Since Jan. 1, 17.66 inches of precipitation has been recorded in Colorado Springs, 3 inches above the normal precipitation level for that time period.

Last year at this time, Wankowski said, Colorado Springs had received 7.33 inches of precipitation.

That 10 inches of additional water this year "is definitely helping," ease drought, he said.

But its impact is short term.

On Thursday, the latest numbers available, the U.S. Drought Monitor map revealed that the severe drought area in Colorado is shrinking, thanks to the rain.

Three months ago, 17.54 percent of Colorado was categorized as in the most severe drought condition.

Thursday, the area deemed most serious had fallen to 1.4 percent.

A year ago, the entire state was considered in extreme drought, the next to highest level. By Thursday, only about 17 percent of the state remained in that category.
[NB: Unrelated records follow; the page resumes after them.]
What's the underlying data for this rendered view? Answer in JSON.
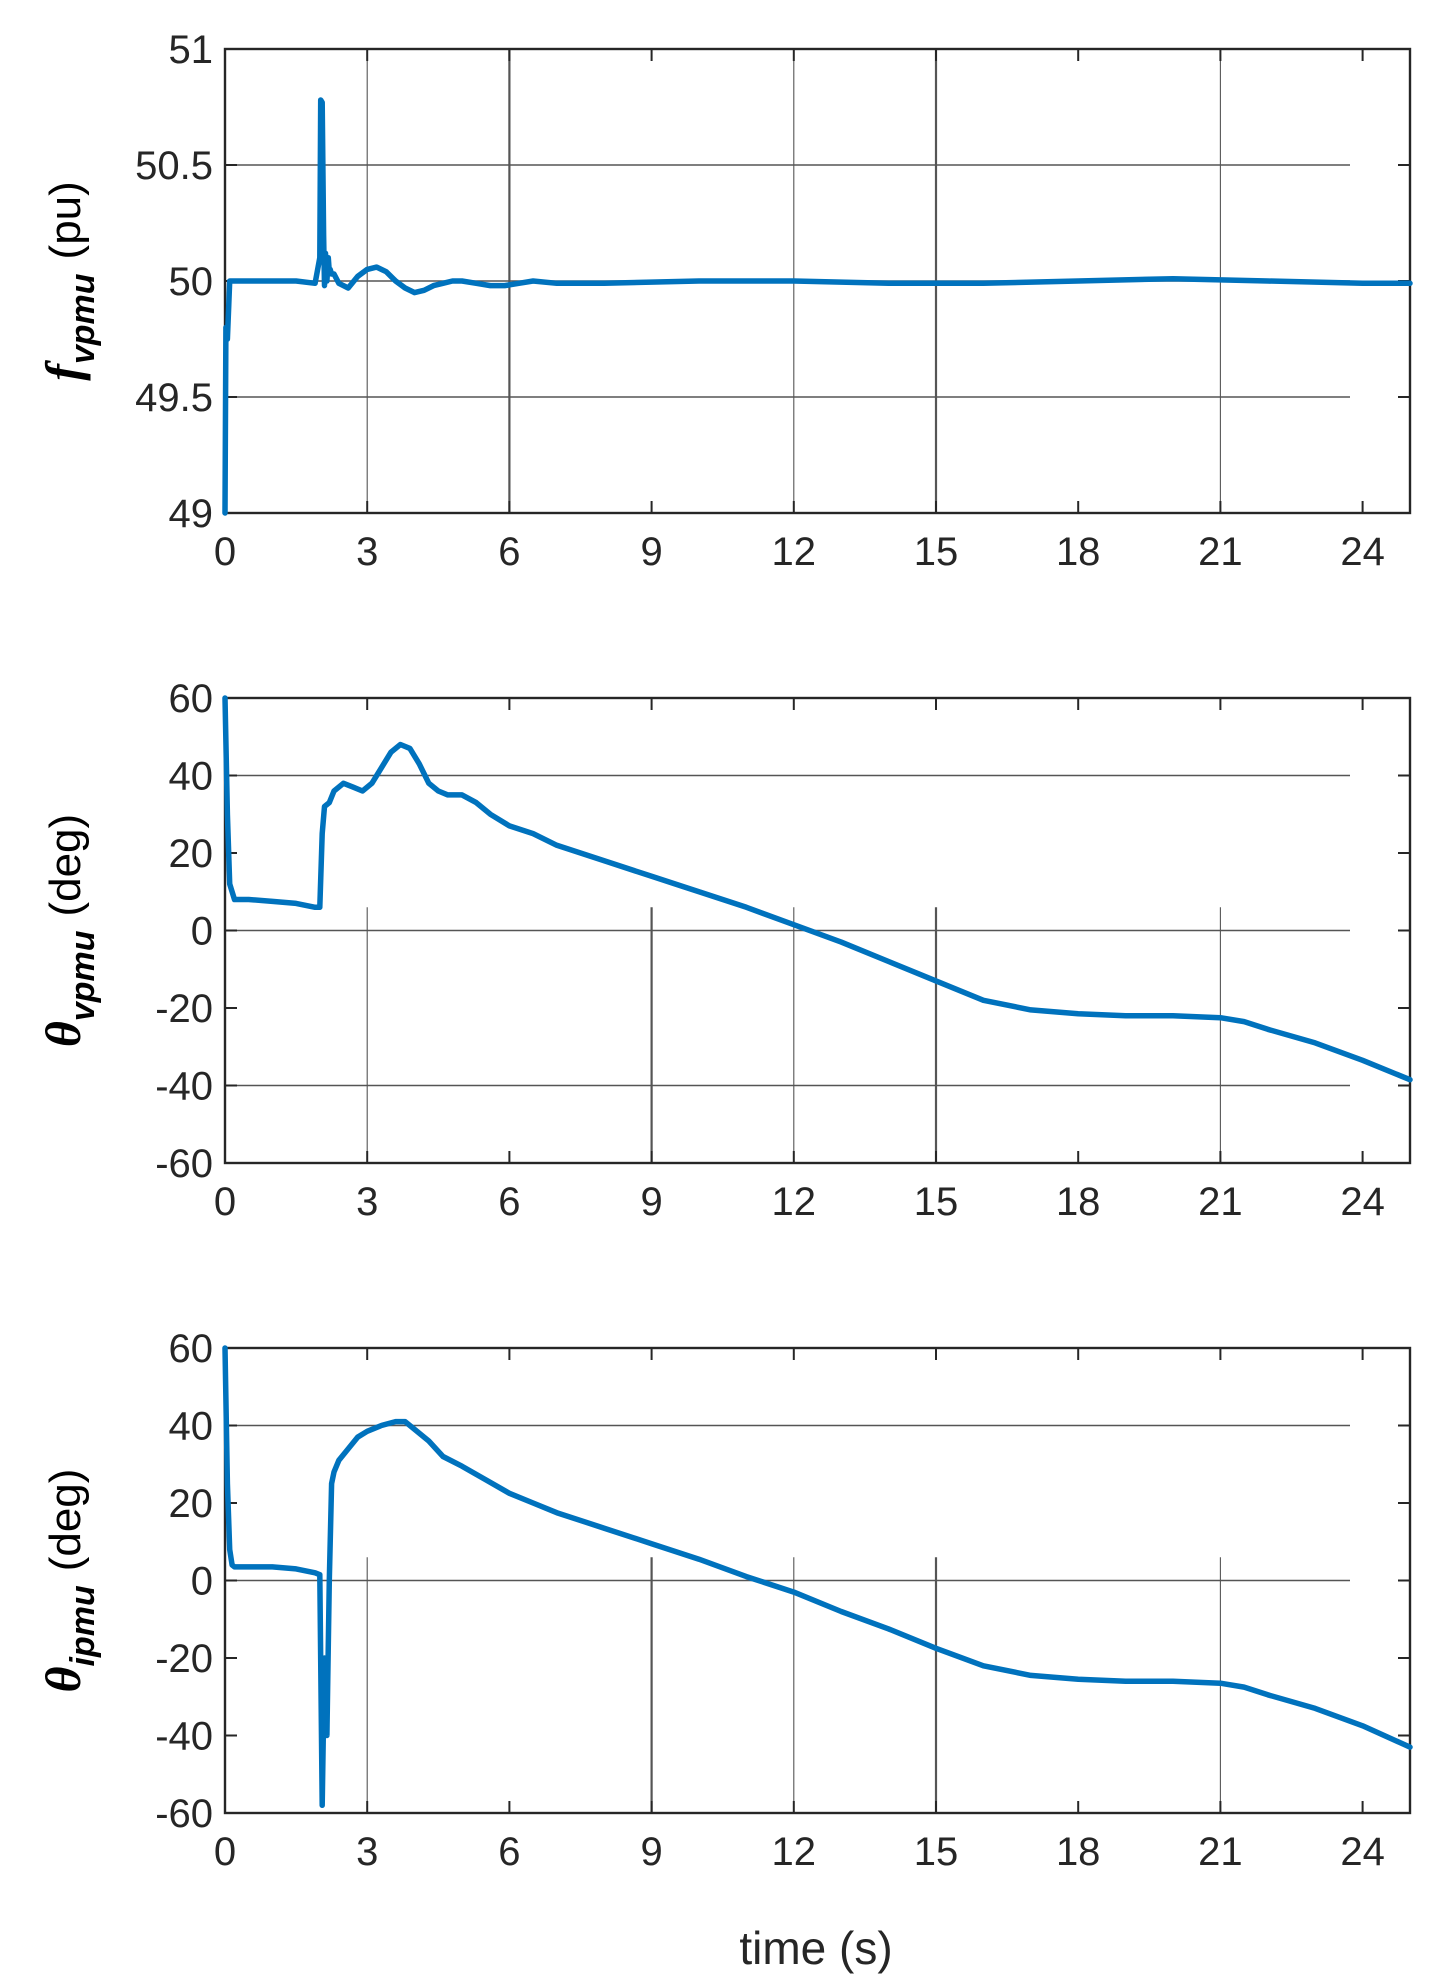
{
  "figure": {
    "xlabel": "time (s)"
  },
  "colors": {
    "line": "#0072BD",
    "axis": "#262626",
    "grid": "#555555"
  },
  "chart_data": [
    {
      "type": "line",
      "ylabel": {
        "symbol": "f",
        "subscript": "vpmu",
        "unit": "(pu)"
      },
      "xlabel": "",
      "xlim": [
        0,
        25
      ],
      "ylim": [
        49,
        51
      ],
      "xticks": [
        "0",
        "3",
        "6",
        "9",
        "12",
        "15",
        "18",
        "21",
        "24"
      ],
      "xtick_values": [
        0,
        3,
        6,
        9,
        12,
        15,
        18,
        21,
        24
      ],
      "yticks": [
        "49",
        "49.5",
        "50",
        "50.5",
        "51"
      ],
      "ytick_values": [
        49,
        49.5,
        50,
        50.5,
        51
      ],
      "series": [
        {
          "name": "f_vpmu",
          "x": [
            0,
            0.02,
            0.05,
            0.08,
            0.1,
            0.15,
            0.2,
            0.5,
            1.0,
            1.5,
            1.9,
            2.0,
            2.02,
            2.05,
            2.08,
            2.1,
            2.12,
            2.15,
            2.18,
            2.2,
            2.22,
            2.25,
            2.3,
            2.4,
            2.6,
            2.8,
            3.0,
            3.2,
            3.4,
            3.6,
            3.8,
            4.0,
            4.2,
            4.4,
            4.6,
            4.8,
            5.0,
            5.3,
            5.6,
            5.9,
            6.2,
            6.5,
            7.0,
            8.0,
            10,
            12,
            14,
            15,
            16,
            18,
            20,
            22,
            24,
            25
          ],
          "y": [
            49,
            49.8,
            49.75,
            49.9,
            50.0,
            50.0,
            50.0,
            50.0,
            50.0,
            50.0,
            49.99,
            50.1,
            50.78,
            50.77,
            50.2,
            49.98,
            50.12,
            50.0,
            50.1,
            50.04,
            50.05,
            50.03,
            50.03,
            49.99,
            49.97,
            50.02,
            50.05,
            50.06,
            50.04,
            50.0,
            49.97,
            49.95,
            49.96,
            49.98,
            49.99,
            50.0,
            50.0,
            49.99,
            49.98,
            49.98,
            49.99,
            50.0,
            49.99,
            49.99,
            50.0,
            50.0,
            49.99,
            49.99,
            49.99,
            50.0,
            50.01,
            50.0,
            49.99,
            49.99
          ]
        }
      ],
      "h_grid": [
        49.5,
        50,
        50.5
      ],
      "v_grid": [
        3,
        6,
        12,
        15,
        21
      ]
    },
    {
      "type": "line",
      "ylabel": {
        "symbol": "θ",
        "subscript": "vpmu",
        "unit": "(deg)"
      },
      "xlabel": "",
      "xlim": [
        0,
        25
      ],
      "ylim": [
        -60,
        60
      ],
      "xticks": [
        "0",
        "3",
        "6",
        "9",
        "12",
        "15",
        "18",
        "21",
        "24"
      ],
      "xtick_values": [
        0,
        3,
        6,
        9,
        12,
        15,
        18,
        21,
        24
      ],
      "yticks": [
        "-60",
        "-40",
        "-20",
        "0",
        "20",
        "40",
        "60"
      ],
      "ytick_values": [
        -60,
        -40,
        -20,
        0,
        20,
        40,
        60
      ],
      "series": [
        {
          "name": "theta_vpmu",
          "x": [
            0,
            0.05,
            0.1,
            0.2,
            0.5,
            1.0,
            1.5,
            1.9,
            2.0,
            2.05,
            2.1,
            2.2,
            2.3,
            2.5,
            2.7,
            2.9,
            3.1,
            3.3,
            3.5,
            3.7,
            3.9,
            4.1,
            4.3,
            4.5,
            4.7,
            5.0,
            5.3,
            5.6,
            6.0,
            6.5,
            7,
            8,
            9,
            10,
            11,
            12,
            13,
            14,
            15,
            16,
            17,
            18,
            19,
            20,
            21,
            21.5,
            22,
            23,
            24,
            25
          ],
          "y": [
            60,
            30,
            12,
            8,
            8,
            7.5,
            7,
            6,
            6,
            25,
            32,
            33,
            36,
            38,
            37,
            36,
            38,
            42,
            46,
            48,
            47,
            43,
            38,
            36,
            35,
            35,
            33,
            30,
            27,
            25,
            22,
            18,
            14,
            10,
            6,
            1.5,
            -3,
            -8,
            -13,
            -18,
            -20.5,
            -21.5,
            -22,
            -22,
            -22.5,
            -23.5,
            -25.5,
            -29,
            -33.5,
            -38.5
          ]
        }
      ],
      "h_grid": [
        -40,
        0,
        40
      ],
      "v_grid": [
        3,
        9,
        12,
        15,
        21
      ]
    },
    {
      "type": "line",
      "ylabel": {
        "symbol": "θ",
        "subscript": "ipmu",
        "unit": "(deg)"
      },
      "xlabel": "time (s)",
      "xlim": [
        0,
        25
      ],
      "ylim": [
        -60,
        60
      ],
      "xticks": [
        "0",
        "3",
        "6",
        "9",
        "12",
        "15",
        "18",
        "21",
        "24"
      ],
      "xtick_values": [
        0,
        3,
        6,
        9,
        12,
        15,
        18,
        21,
        24
      ],
      "yticks": [
        "-60",
        "-40",
        "-20",
        "0",
        "20",
        "40",
        "60"
      ],
      "ytick_values": [
        -60,
        -40,
        -20,
        0,
        20,
        40,
        60
      ],
      "series": [
        {
          "name": "theta_ipmu",
          "x": [
            0,
            0.05,
            0.1,
            0.15,
            0.2,
            0.5,
            1.0,
            1.5,
            1.9,
            2.0,
            2.05,
            2.1,
            2.15,
            2.2,
            2.25,
            2.3,
            2.4,
            2.6,
            2.8,
            3.0,
            3.3,
            3.6,
            3.8,
            4.0,
            4.3,
            4.6,
            5.0,
            5.5,
            6.0,
            6.5,
            7,
            8,
            9,
            10,
            11,
            12,
            13,
            14,
            15,
            16,
            17,
            18,
            19,
            20,
            21,
            21.5,
            22,
            23,
            24,
            25
          ],
          "y": [
            60,
            25,
            8,
            4,
            3.5,
            3.5,
            3.5,
            3,
            2,
            1.5,
            -58,
            -20,
            -40,
            0,
            25,
            28,
            31,
            34,
            37,
            38.5,
            40,
            41,
            41,
            39,
            36,
            32,
            29.5,
            26,
            22.5,
            20,
            17.5,
            13.5,
            9.5,
            5.5,
            1,
            -3,
            -8,
            -12.5,
            -17.5,
            -22,
            -24.5,
            -25.5,
            -26,
            -26,
            -26.5,
            -27.5,
            -29.5,
            -33,
            -37.5,
            -43
          ]
        }
      ],
      "h_grid": [
        0,
        40
      ],
      "v_grid": [
        3,
        9,
        12,
        15,
        21
      ]
    }
  ]
}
Most of the state is in the two lowest categories of drought, moderate and abnormally dry.

While the state isn't drought-free, the drought-free area grew from zero to almost 16 percent from three months ago.

Most of that drought-free area was in the north and north central part of the state, reaching down into the northwest corner and some of central El Paso County, including Colorado Springs, the map shows.

It's in the eastern plains that El Paso County continues to suffer the most.

"It tends to get drier as you get to the southeast part of El Paso County," said Kathy Torgerson, meterologist with the NWS in Pueblo.

The rain helped, "but measuring drought is a complicated thing," Torgerson said.

Reservoir levels are still "pretty low" because there is a lag between heavy precipitation and groundwater and reservoir storage.

Beating drought in El Paso County depends on mountain snowfall, she said. And what happens in the mountains this winter will be measured storm by storm.

"There's really no strong signal to drive it one way or the other," Torgerson said.